A sheep odyssey that’s perfect for pulling the wool over kids’ eyes
Sunday Business Post : 3rd March 2019
Mermaid Theatre, Bray, Co. Wicklow
Rating: * * * *
Have you hear of Woolly, “the greatest sheep that ever lived?” If not, let Branar Téatar do Pháistí enlighten you about this most unusual sheep, her distinctive fleece and the incredible journey she embarks upon in pursuit of her woolly coat, which has been taken from her in a bizarre ritual that she is driven to make sense of.
“Miquel Barcelo’s original music, which blends country blues and folksy rhythms for thematic effect…. was a key part of the production’s success”
Created for an aged-four-and-over audience by performers Helen Gregg, Miquel Barceló and Jonathan Gunning, in collaboration with director Marc Mac Lochlainn, Woolly’s Quest is a joyful and gentle introduction to sheep-shearing. The action takes place against the backdrop of Orla Clogher’s meticulously imagined barn, which offers various platforms and openings for the actors and puppets to perform on and play with. Elaine Mears’ costumes give us a trio of ovide oddities, with baggy fleeces and punky hairdos; just the right sort of ridiculous.
The play has an episodic structure, charing Woolly’s journey away from the farmstead in search of her fleece and her “true special purpose” in life. Along the way, she meets some helpful friends, also played by the ensemble. There is a rigid scarecrow who is so moved by Woolly’s story that he consents to be spun around, and some rams who encourage her to keep going despite the odds.

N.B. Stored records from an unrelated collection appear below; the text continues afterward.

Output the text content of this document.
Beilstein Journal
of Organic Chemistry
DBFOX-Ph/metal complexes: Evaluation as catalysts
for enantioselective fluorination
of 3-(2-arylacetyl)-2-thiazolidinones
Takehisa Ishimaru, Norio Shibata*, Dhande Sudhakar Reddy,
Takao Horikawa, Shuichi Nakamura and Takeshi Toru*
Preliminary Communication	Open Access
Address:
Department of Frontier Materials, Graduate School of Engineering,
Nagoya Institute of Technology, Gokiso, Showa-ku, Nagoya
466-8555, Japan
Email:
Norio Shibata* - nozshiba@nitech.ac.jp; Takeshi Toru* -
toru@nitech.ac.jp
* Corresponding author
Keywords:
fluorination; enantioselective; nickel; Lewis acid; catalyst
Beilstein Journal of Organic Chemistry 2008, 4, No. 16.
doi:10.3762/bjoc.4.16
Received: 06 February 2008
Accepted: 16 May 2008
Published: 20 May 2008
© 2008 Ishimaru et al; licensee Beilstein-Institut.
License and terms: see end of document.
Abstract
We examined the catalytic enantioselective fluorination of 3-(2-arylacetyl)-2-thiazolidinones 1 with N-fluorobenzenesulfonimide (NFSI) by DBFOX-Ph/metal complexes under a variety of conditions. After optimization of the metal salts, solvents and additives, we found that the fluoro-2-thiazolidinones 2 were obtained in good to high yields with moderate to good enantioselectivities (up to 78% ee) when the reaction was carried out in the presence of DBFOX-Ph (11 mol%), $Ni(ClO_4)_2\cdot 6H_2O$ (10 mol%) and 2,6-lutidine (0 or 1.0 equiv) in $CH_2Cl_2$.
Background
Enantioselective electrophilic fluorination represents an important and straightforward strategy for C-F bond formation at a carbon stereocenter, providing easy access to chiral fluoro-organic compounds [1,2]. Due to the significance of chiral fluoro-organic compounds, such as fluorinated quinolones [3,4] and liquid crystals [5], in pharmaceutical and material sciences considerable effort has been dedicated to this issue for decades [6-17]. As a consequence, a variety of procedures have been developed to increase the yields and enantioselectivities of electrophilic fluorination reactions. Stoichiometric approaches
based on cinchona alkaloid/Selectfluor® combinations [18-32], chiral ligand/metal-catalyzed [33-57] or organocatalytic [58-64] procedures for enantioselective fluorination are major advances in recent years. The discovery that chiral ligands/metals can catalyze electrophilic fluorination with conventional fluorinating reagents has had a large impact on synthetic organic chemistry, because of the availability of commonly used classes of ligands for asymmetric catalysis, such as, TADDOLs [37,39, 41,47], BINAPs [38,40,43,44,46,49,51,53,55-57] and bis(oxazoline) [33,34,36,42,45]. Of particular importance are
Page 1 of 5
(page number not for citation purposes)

Of course, she also encounters some dangerous foes, a scary shadow-puppet wold and crows and dogs that are brought to life with incredible ingenuity by Suse Reisbech’s plastic bag puppets. The script makes room for occasional moments of pantomime silliness, too: never underestimate the desire for children to shout “He’s behind you!” at the stage.
“If the subject matter of Woolly’s Quest seems a bit obscure … its instructional value as spring arrives and lambing season begins should not be undervalued: my two, thoroughly urban, companions were totally enthralled. “
Miquel Barcelo’s original music, which blends country blues and folksy rhythms for thematic effect, is brought to the stage by an impressive array of traditional and improvised instruments, including an electric stringed hurl. The songs, in particular, quicken the pace of the unfolding action.

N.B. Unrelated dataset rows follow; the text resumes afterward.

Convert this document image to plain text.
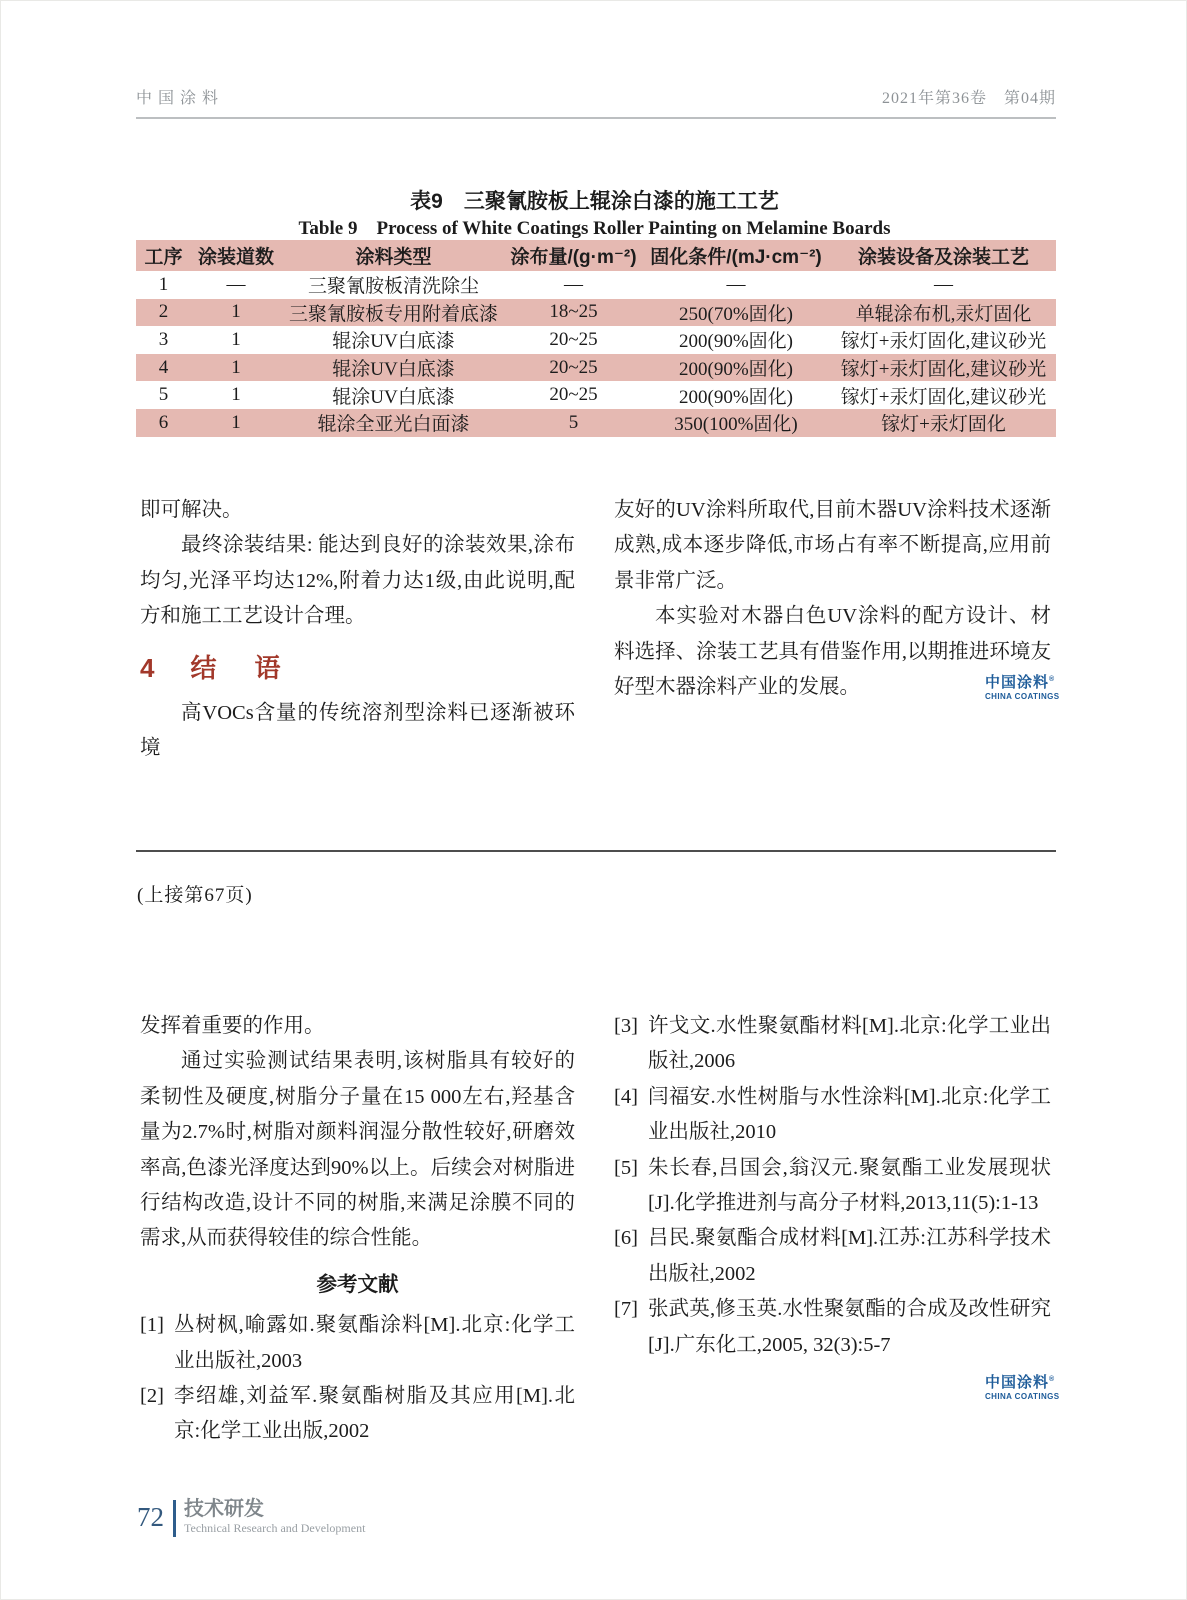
中国涂料	2021年第36卷　第04期
表9　三聚氰胺板上辊涂白漆的施工工艺
Table 9　Process of White Coatings Roller Painting on Melamine Boards
工序	涂装道数	涂料类型	涂布量/(g·m⁻²)	固化条件/(mJ·cm⁻²)	涂装设备及涂装工艺
1	—	三聚氰胺板清洗除尘	—	—	—
2	1	三聚氰胺板专用附着底漆	18~25	250(70%固化)	单辊涂布机,汞灯固化
3	1	辊涂UV白底漆	20~25	200(90%固化)	镓灯+汞灯固化,建议砂光
4	1	辊涂UV白底漆	20~25	200(90%固化)	镓灯+汞灯固化,建议砂光
5	1	辊涂UV白底漆	20~25	200(90%固化)	镓灯+汞灯固化,建议砂光
6	1	辊涂全亚光白面漆	5	350(100%固化)	镓灯+汞灯固化

即可解决。

最终涂装结果: 能达到良好的涂装效果,涂布均匀,光泽平均达12%,附着力达1级,由此说明,配方和施工工艺设计合理。

4 结　语

高VOCs含量的传统溶剂型涂料已逐渐被环境

友好的UV涂料所取代,目前木器UV涂料技术逐渐成熟,成本逐步降低,市场占有率不断提高,应用前景非常广泛。

本实验对木器白色UV涂料的配方设计、材料选择、涂装工艺具有借鉴作用,以期推进环境友好型木器涂料产业的发展。	中国涂料®
CHINA COATINGS
(上接第67页)

发挥着重要的作用。

通过实验测试结果表明,该树脂具有较好的柔韧性及硬度,树脂分子量在15 000左右,羟基含量为2.7%时,树脂对颜料润湿分散性较好,研磨效率高,色漆光泽度达到90%以上。后续会对树脂进行结构改造,设计不同的树脂,来满足涂膜不同的需求,从而获得较佳的综合性能。

参考文献

[1] 丛树枫,喻露如.聚氨酯涂料[M].北京:化学工业出版社,2003
[2] 李绍雄,刘益军.聚氨酯树脂及其应用[M].北京:化学工业出版,2002
[3] 许戈文.水性聚氨酯材料[M].北京:化学工业出版社,2006
[4] 闫福安.水性树脂与水性涂料[M].北京:化学工业出版社,2010
[5] 朱长春,吕国会,翁汉元.聚氨酯工业发展现状[J].化学推进剂与高分子材料,2013,11(5):1-13
[6] 吕民.聚氨酯合成材料[M].江苏:江苏科学技术出版社,2002
[7] 张武英,修玉英.水性聚氨酯的合成及改性研究[J].广东化工,2005, 32(3):5-7
中国涂料®
CHINA COATINGS
72 技术研发
Technical Research and Development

On the occasion of my viewing, spontaneous percussive accompaniment from an audience of four and five year olds made it clear that the music was a key part of the production’s success, holding the young audience’s attention for the 45-minute duration.

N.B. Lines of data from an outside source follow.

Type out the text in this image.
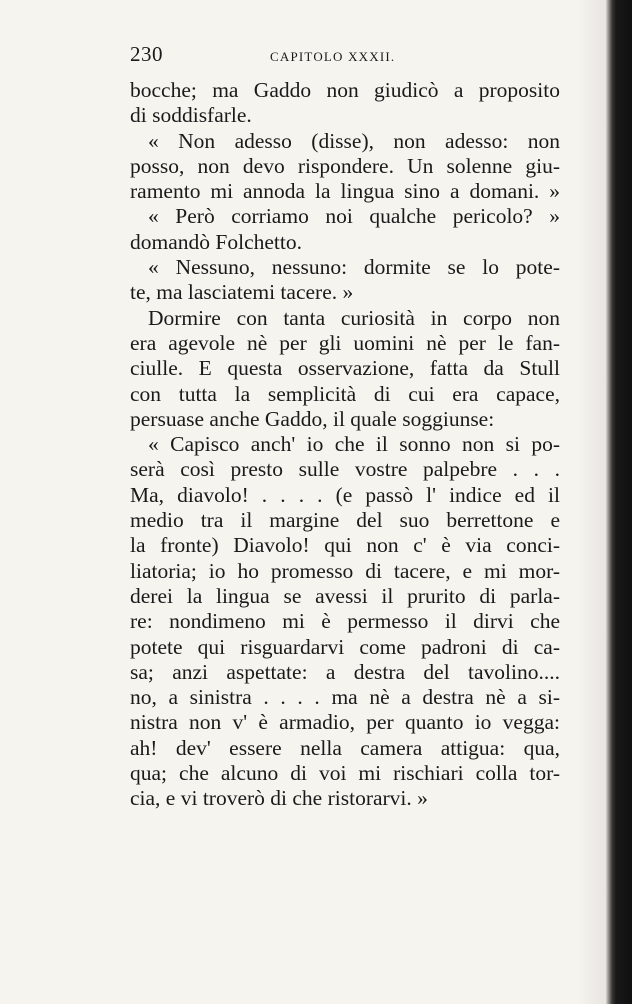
230	CAPITOLO XXXII.
bocche; ma Gaddo non giudicò a proposito
di soddisfarle.
« Non adesso (disse), non adesso: non
posso, non devo rispondere. Un solenne giu-
ramento mi annoda la lingua sino a domani. »
« Però corriamo noi qualche pericolo? »
domandò Folchetto.
« Nessuno, nessuno: dormite se lo pote-
te, ma lasciatemi tacere. »
Dormire con tanta curiosità in corpo non
era agevole nè per gli uomini nè per le fan-
ciulle. E questa osservazione, fatta da Stull
con tutta la semplicità di cui era capace,
persuase anche Gaddo, il quale soggiunse:
« Capisco anch' io che il sonno non si po-
serà così presto sulle vostre palpebre . . .
Ma, diavolo! . . . . (e passò l' indice ed il
medio tra il margine del suo berrettone e
la fronte) Diavolo! qui non c' è via conci-
liatoria; io ho promesso di tacere, e mi mor-
derei la lingua se avessi il prurito di parla-
re: nondimeno mi è permesso il dirvi che
potete qui risguardarvi come padroni di ca-
sa; anzi aspettate: a destra del tavolino....
no, a sinistra . . . . ma nè a destra nè a si-
nistra non v' è armadio, per quanto io vegga:
ah! dev' essere nella camera attigua: qua,
qua; che alcuno di voi mi rischiari colla tor-
cia, e vi troverò di che ristorarvi. »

If the subject matter of Woolly’s Quest seems a bit obscure - the production processes of wool - its instructional value as spring arrives and lambing season begins should not be undervalued: my two, thoroughly urban, companions were totally enthralled. Children from rural backgrounds, meanwhile, will surely appreciate seeing aspects of farming life on stage.
The Mermaid was Woolly’s first stop on a national tour, and you can see it this week at Axis Ballymun and the Linenhall in Castlebar, before the sheep continue their countrywide journey until the end of April.